Le plateau est en tous points remarquable à l’exception d’Antonio Abete, Pallante scéniquement impressionnant mais qui peine quelque peu dans les ornementations et dont la voix est décidément bien petite. La Poppée de Miah Persson, toute sensuelle qu’elle soit, a bien du mal à faire oublier Rosemary Joshua dont le charme, le talent et le sex-appeal avaient émerveillé bien des mélomanes il y a trois ans, dans la même production. Cependant, il faut reconnaître beaucoup de mérites à la jeune soprano suédoise qui fait montre d’une belle musicalité et d’un investissement scénique jouissif. Réserve également – mais moindre – pour le Claudio de Lorenzo Regazzo, qui manque d’extrême grave (défaut particulièrement exposé dans ce rôle). Le chanteur est cependant très à l’aise dans les passages de grande véhémence et la caractérisation de son personnage est vraiment une réussite. Dominique Visse est un Narciso moitié Woody Allen, moitié Roberto Benigni, sa voix de caractère rend son personnage (couard de nature, sorte de loup Isengrin des temps modernes) encore plus désopilant. Les stars de cette production sont donc sans nul doute Malena Ernman (Néron) et Anna Caterina Antonacci (Agrippina). La première, grimée en adolescent déclare avoir étudié le comportement de son frère et de son mari pour rendre son Néron le plus crédible possible. Le moins que l’on puisse dire c’est qu’elle n’a pas les yeux dans les poches ! Magie du maquillage, Malena Ernman campe un adolescent tellement crédible sur scène qu’à la sortie on entend beaucoup de gens demander : « Oui mais pour finir, c’est une mezzo ou un contre ténor ? » Ceci étant dit, saluons l’interprète dont la musicalité atteint des sommets de subtilité et de bon goût, chacun des quatre airs de Néron est exécuté avec une grâce et avec un sens de l’à propos tout bonnement confondants. Soulignons aussi la virtuosité de cette interprète dont les vocalises n’ont rien à envier à Cecilia Bartoli.

Enfin, Anna Caterina Antonacci prouve que ce n’est pas parce qu’on chante faux, quasiment du début à la fin, qu’on est une mauvaise chanteuse. Il est vrai qu’il y a quelque chose dans l’intonation de cette artiste qui fait qu’elle chante pratiquement tout trop bas. Ce défaut a parait-il beaucoup énervé René Jacobs qui n’adresse pas le moindre signe ni le moindre regard à son interprète pendant toute la représentation. Pas vraiment bouleversée par l’ire de Wonder-René, la pulpeuse Anna Caterina offre une incarnation des plus érotiques de l’histoire de l’opéra.
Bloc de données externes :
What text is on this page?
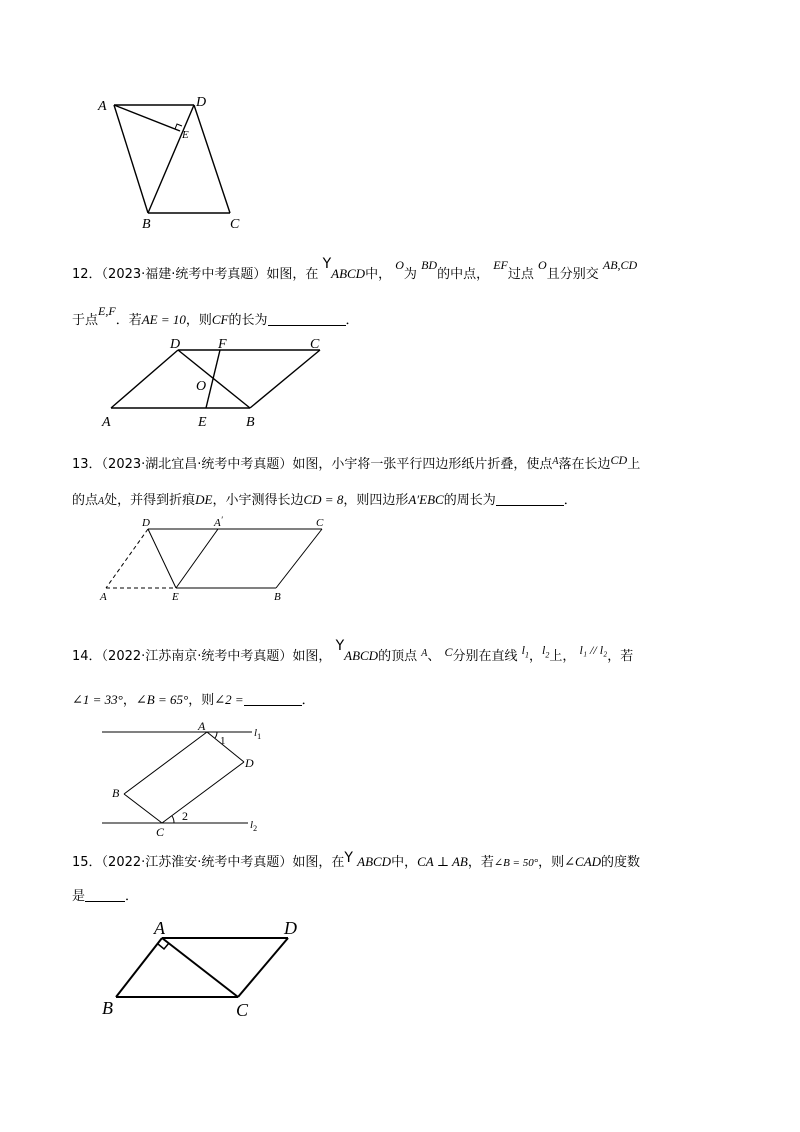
A	D
E
B	C
12．（2023·福建·统考中考真题）如图，在 YABCD中， O为 BD的中点， EF过点 O且分别交 AB,CD
于点E,F．若AE = 10，则CF的长为	．
D	F	C
O
A	E	B
13．（2023·湖北宜昌·统考中考真题）如图，小宇将一张平行四边形纸片折叠，使点$^A$落在长边CD上
的点A处，并得到折痕DE，小宇测得长边CD = 8，则四边形A′EBC的周长为	．
D	A′	C
A	E	B
14．（2022·江苏南京·统考中考真题）如图， YABCD的顶点 $^A$、 C分别在直线 $l_1$，$l_2$上， l₁ // l₂，若
∠1 = 33°，∠B = 65°，则∠2 =	．
A
1
$l_1$
D
B
2
C	$l_2$
15．（2022·江苏淮安·统考中考真题）如图，在Y ABCD中，CA ⊥ AB，若∠B = 50°，则∠CAD的度数
是	．
A	D
B	C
Bon nombre de messieurs quittèrent d’ailleurs La Monnaie, ce dimanche après-midi, avec un léger boitement qui fit rougir leurs épouses. Antonacci n’est certes pas la plus grande chanteuse de tous les temps, mais elle a trouvé en Agrippina le rôle qui la rendra immortelle ; le rôle qu’aucune autre ne rendra aussi délirant. Car c’est en meneuse de revue tantôt alcoolique, tantôt manipulatrice, tantôt nymphomane – salope jusqu’au bout des faux-ongles – qu’Antonacci fait progresser l’intrigue. Ajoutons à cela un souffle impressionnant et des vocalises impeccables héritées de sa fréquentation assidue du répertoire rossinien et nous obtenons un petit miracle de musique et de théâtre.

Agrippina est donc un spectacle à ne pas manquer, dont on aimerait qu’il reste à l’affiche éternellement pour y inviter tous ses proches et faire – enfin – un peu de prosélytisme avec efficacité.